As the end of college approaches and I'm starting to fill out applications for grad school, the thought of the real world and all of its responsibilities is imminent. It's around the time of the year when you see relatives and friends from high school that you may not talk to often and they ask the dreaded question, "what are you going to do after college?"
To this question, I always reply that I want to be a social worker. People's reactions usually consist of a head tilt to one side, a look of curiosity, and the question, "why? Don't you know that you'll be burned out before your life has even really started?" Sometimes you can even get the sympathetic head nod and them saying, "oh, that's nice," if they're not trying to offend you but don't necessarily agree with what you're saying. To be honest, I'm not sure which reaction is worse.
I had a great childhood growing up, but that doesn't mean there were definitely rough patches I experienced that most kids may not. My heart aches with the idea of what the lives of other kids might be like: kids who are neglected by their parents, children who are beaten in their foster homes, or kids that are bounces around throughout the system that they're not even sure which way is up or what is right. If I can be a person that changes a life like that for even just one person, then I want to. I also want to be helpful to people who are abused by their partners and need someone to talk to, someone to help them escape their abuser, and be the reason that they are living a better life.
I've seen my friends struggle through many things. Eating disorders, depression, anxiety, OCD, self-harm, etc. I myself have had a share fair of these struggles, too. What makes me happy is when my friends come to me for help because they know they can trust me. It brightens my day when they say that they know they can depend on me. And I'm the happiest when I see my friends getting better and living better lives, and loving themselves the way I love them.
Do I worry about burnout? Of course. But I also believe that I will wake up and go to work and truly love what I do. And if I can be happy with that, then I don't see myself crashing and burning before I'm 35.

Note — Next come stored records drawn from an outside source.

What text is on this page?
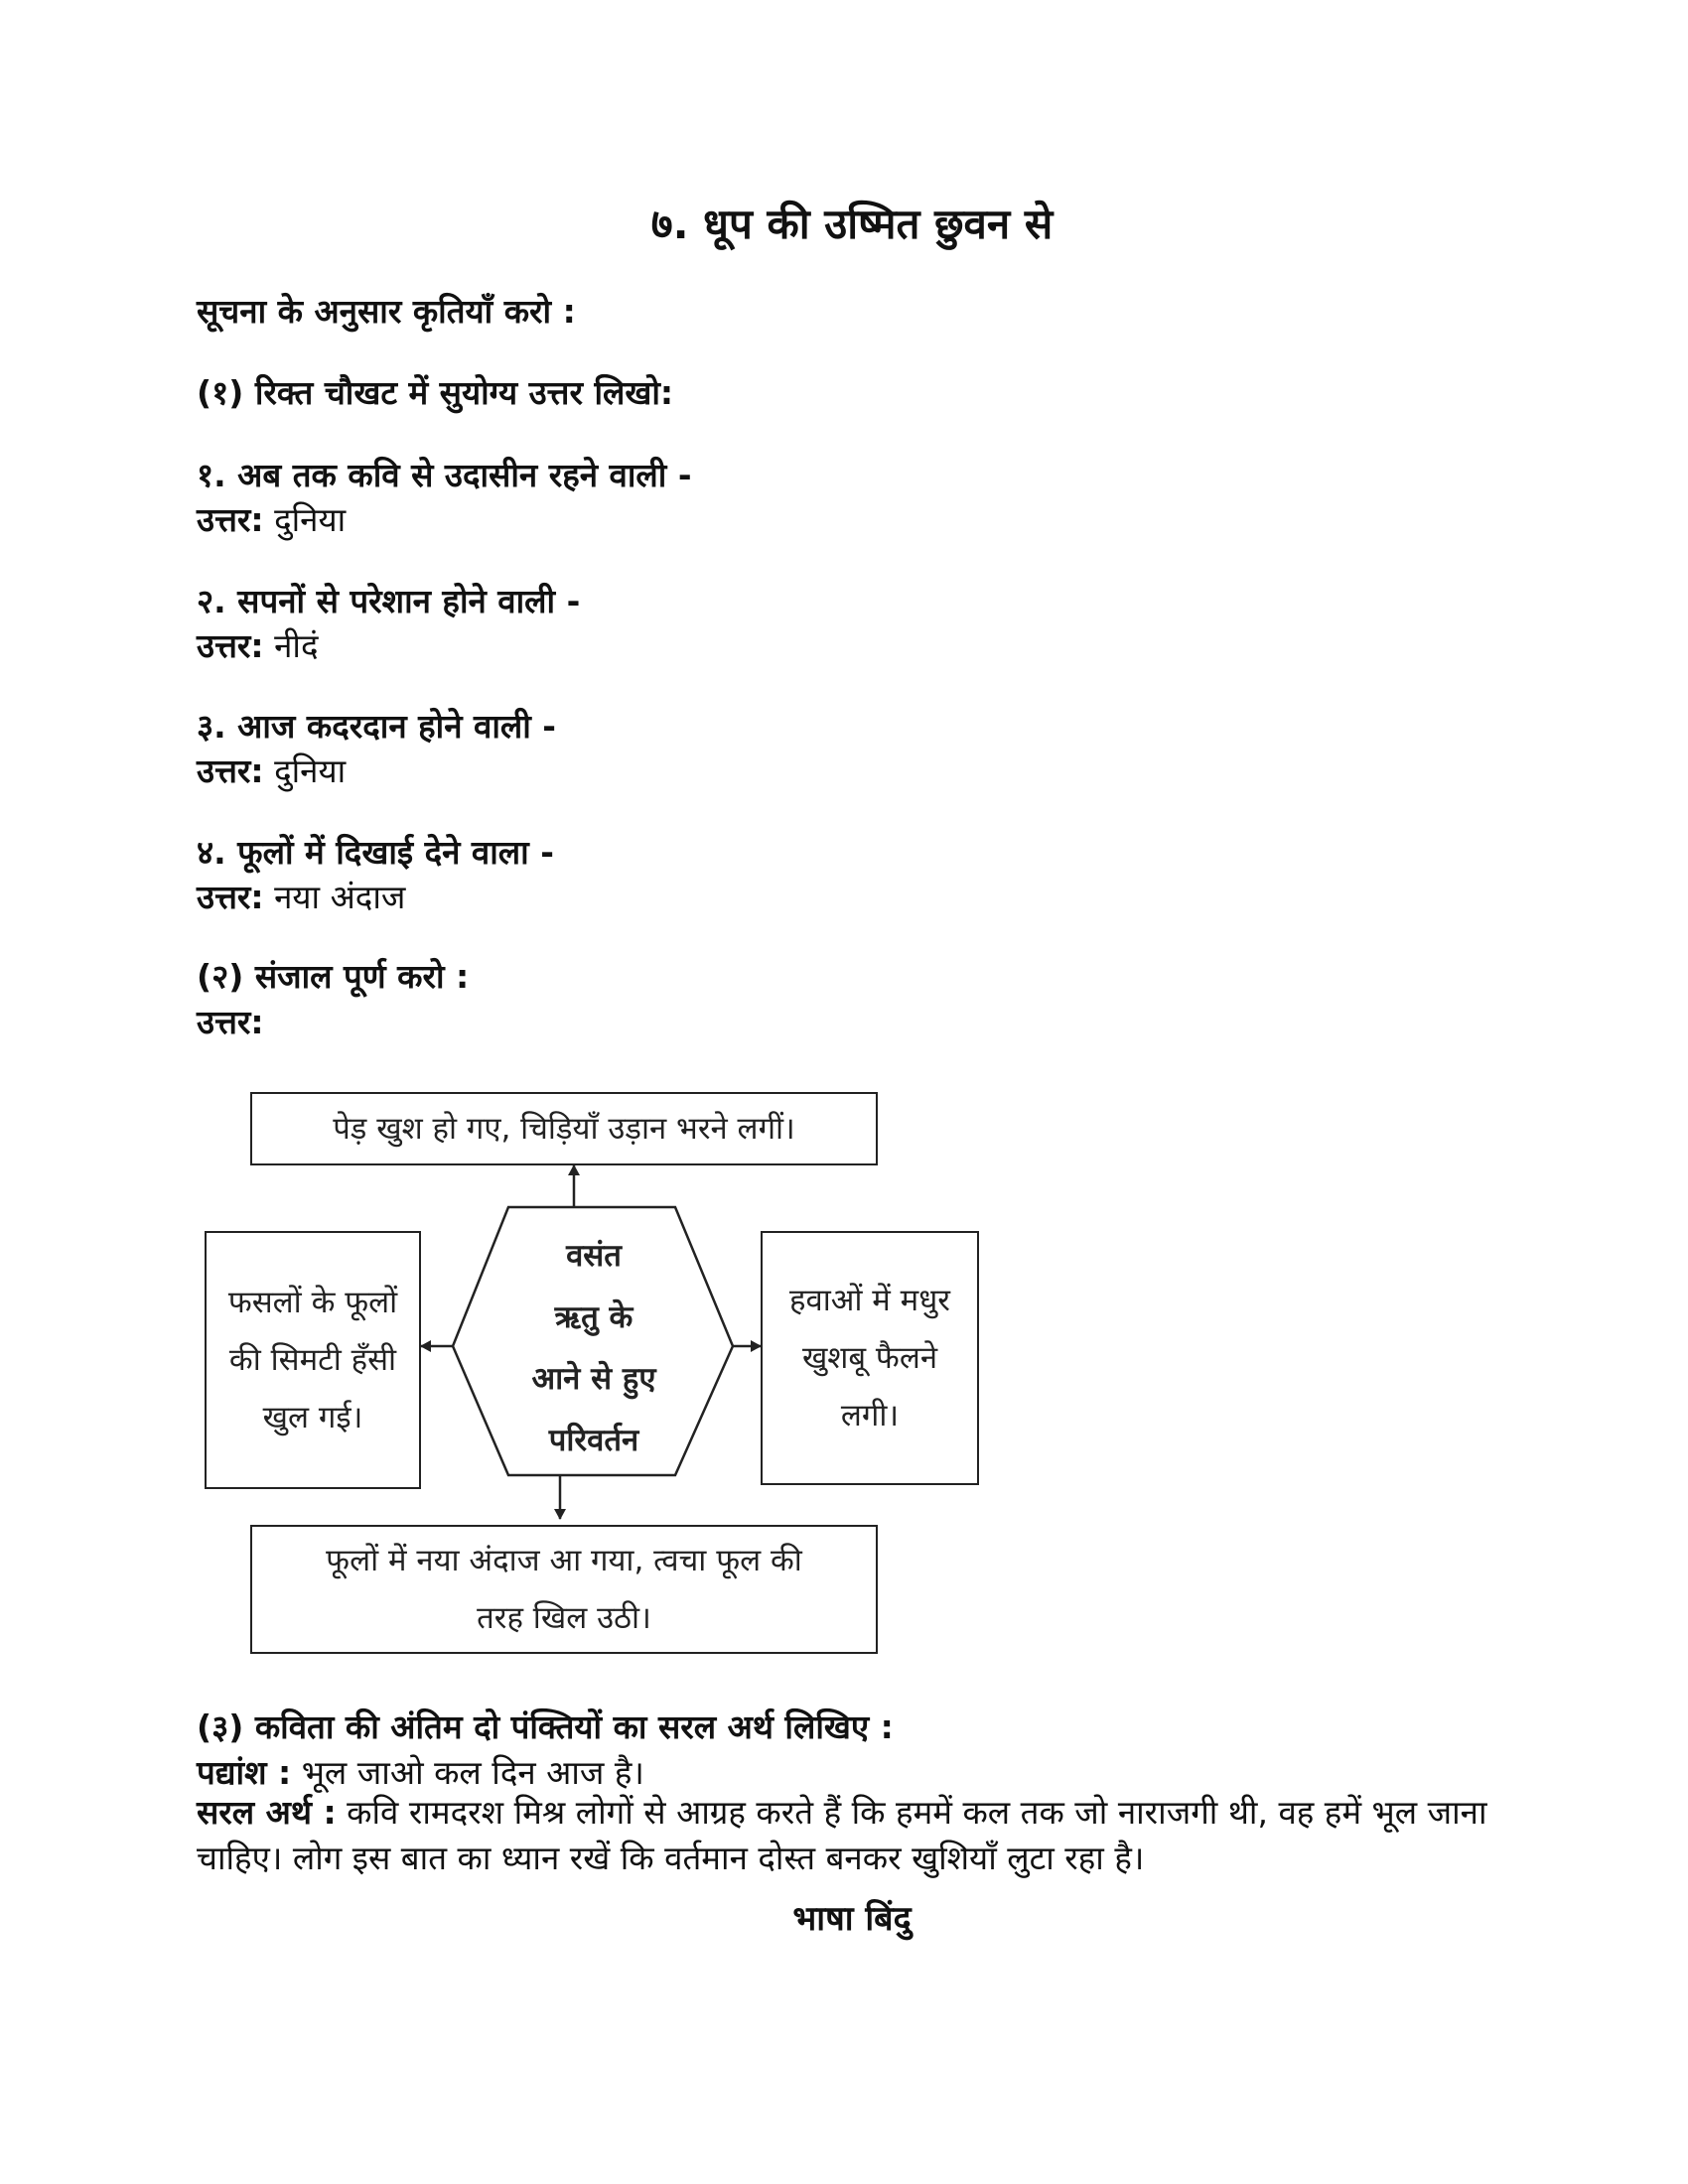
७. धूप की उष्मित छुवन से
सूचना के अनुसार कृतियाँ करो :
(१) रिक्त चौखट में सुयोग्य उत्तर लिखो:
१. अब तक कवि से उदासीन रहने वाली -
उत्तर: दुनिया
२. सपनों से परेशान होने वाली -
उत्तर: नीदं
३. आज कदरदान होने वाली -
उत्तर: दुनिया
४. फूलों में दिखाई देने वाला -
उत्तर: नया अंदाज
(२) संजाल पूर्ण करो :
उत्तर:
वसंत
ऋतु के
आने से हुए
परिवर्तन
पेड़ खुश हो गए, चिड़ियाँ उड़ान भरने लगीं।
फसलों के फूलों
की सिमटी हँसी
खुल गई।
हवाओं में मधुर
खुशबू फैलने
लगी।
फूलों में नया अंदाज आ गया, त्वचा फूल की
तरह खिल उठी।
(३) कविता की अंतिम दो पंक्तियों का सरल अर्थ लिखिए :
पद्यांश : भूल जाओ कल दिन आज है।
सरल अर्थ : कवि रामदरश मिश्र लोगों से आग्रह करते हैं कि हममें कल तक जो नाराजगी थी, वह हमें भूल जाना चाहिए। लोग इस बात का ध्यान रखें कि वर्तमान दोस्त बनकर खुशियाँ लुटा रहा है।
भाषा बिंदु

What I want to be when I grow up is an emotional superhero. I want people to trust me and depend on me. I want to know I've made lives better. I hope that I can have clients and help them realize their potential and their worth. I don't care about money—the value of my work would be seeing improvements in people who thought they might be at a dead end with no other options. It may be cliché and naïve, but I truly want to change the world. If other people could love themselves the way I love them, then the world would be a better place.